O desempenho institucional no mercado variou ao longo do ano. Em janeiro, os fundos atingiram US$ 1,6 bilhão, mas observaram saídas de cerca de US$ 500 milhões. Assim, o total recuou para aproximadamente US$ 1 bilhão, reflexo da volatilidade recente. Ainda assim, McClurg acredita que a BlackRock tende a agir quando o setor demonstrar força contínua.

Segundo o executivo, a gestora pode avançar se o volume alocado nos ETFs de XRP triplicar e se aproximar de US$ 3 bilhões. Isso indicaria demanda sólida e crescente, reforçando o potencial do ativo entre investidores profissionais. Além disso, a empresa costuma reagir quando concorrentes iniciam movimentos estratégicos importantes, portanto um pedido de ETF por outra grande gestora pode acelerar sua decisão.

Outro ponto de atenção é o interesse de fundos institucionais de maior porte.
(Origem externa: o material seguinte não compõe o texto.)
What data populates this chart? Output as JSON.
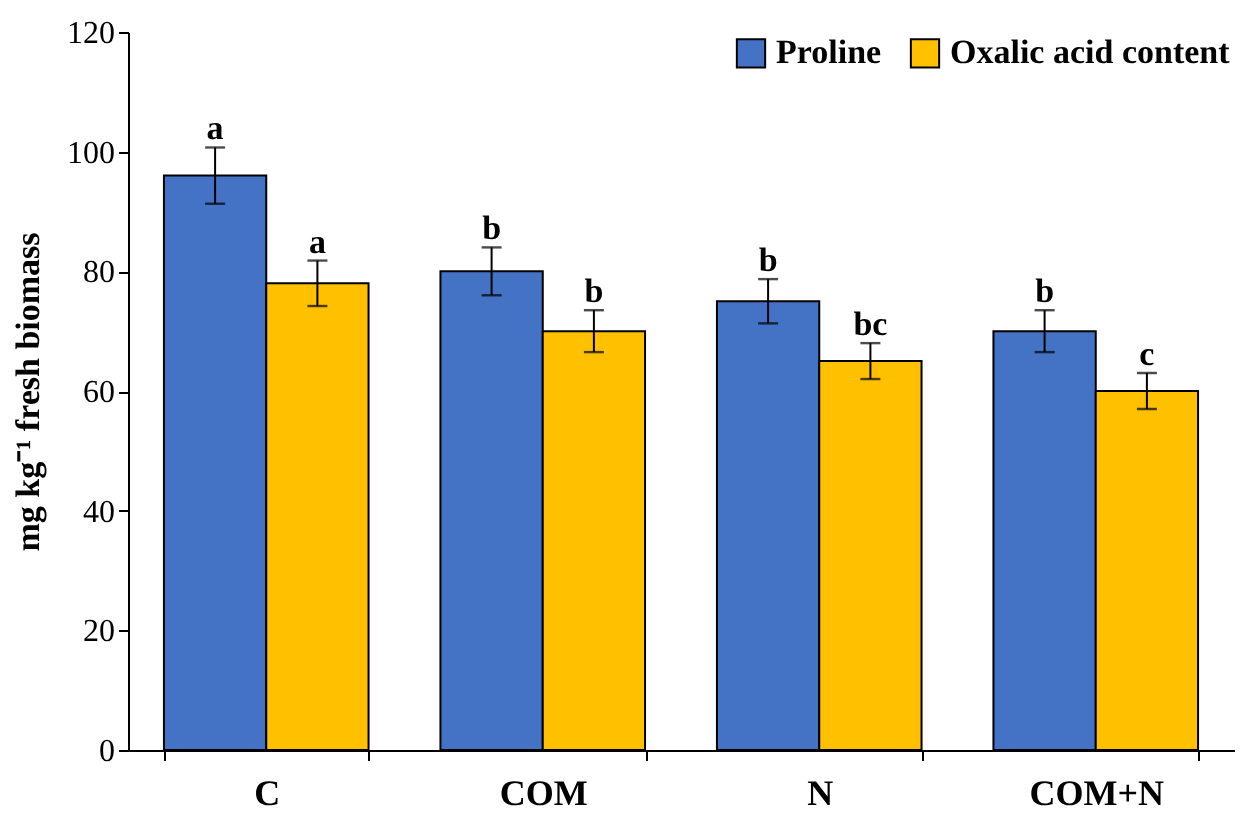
{
  "chart_data": {
    "type": "bar",
    "ylabel": "mg kg⁻¹ fresh biomass",
    "categories": [
      "C",
      "COM",
      "N",
      "COM+N"
    ],
    "series": [
      {
        "name": "Proline",
        "color": "#4472c4",
        "values": [
          96,
          80,
          75,
          70
        ],
        "errors": [
          4.7,
          4,
          3.7,
          3.5
        ],
        "value_labels": [
          "a",
          "b",
          "b",
          "b"
        ]
      },
      {
        "name": "Oxalic acid content",
        "color": "#ffc000",
        "values": [
          78,
          70,
          65,
          60
        ],
        "errors": [
          3.8,
          3.5,
          3,
          3
        ],
        "value_labels": [
          "a",
          "b",
          "bc",
          "c"
        ]
      }
    ],
    "ylim": [
      0,
      120
    ],
    "yticks": [
      0,
      20,
      40,
      60,
      80,
      100,
      120
    ],
    "grid": false,
    "legend": "top right"
  }
}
Caso fundos de pensão estaduais, endowments ou fundos soberanos iniciem alocações de XRP dentro de suas categorias permitidas, o mercado ganharia credibilidade adicional. Portanto, esse tipo de adesão pode servir como catalisador para que a BlackRock se mova.

Análise do comportamento do mercado

O preço do ativo ainda influencia fortemente o apetite por ETFs. A oscilação recente trouxe cautela aos investidores. No entanto, movimentos de recuperação podem fortalecer a percepção de maturidade do ecossistema, criando ambiente mais favorável às grandes gestoras.

XRP ETF
Gráfico diário indica queda no preço do ativo. Fonte: XRPUSDT no TradingView.com

No momento da publicação original, o XRP era negociado a US$ 1,34, com queda semanal de 8%. Portanto, essas variações reforçam como a volatilidade ainda molda o comportamento dos investidores e influencia o avanço dos ETFs.

Relação da BlackRock com o ecossistema Ripple

Apesar de não existir um ETF de XRP em andamento, a BlackRock já mantém relação indireta com o ecossistema da Ripple. Seu fundo tokenizado de treasuries, o BUIDL, utiliza a stablecoin RLUSD como colateral. Assim, a integração demonstra familiaridade com a infraestrutura da empresa.

Essa conexão facilita possíveis avanços, caso o interesse de mercado cresça. Além disso, ela indica que a gestora monitora de perto o desenvolvimento do setor. Portanto, se os ativos sob gestão nos ETFs do ativo aumentarem, o intervalo entre análise e formalização de um pedido pode ser reduzido.

A longo prazo, a combinação de demanda crescente, maior adoção institucional e movimentação de concorrentes pode criar o cenário ideal para que a BlackRock entre no segmento. Assim, a expectativa de um ETF spot de XRP para 2026 ou 2027 permanece no radar de analistas e investidores.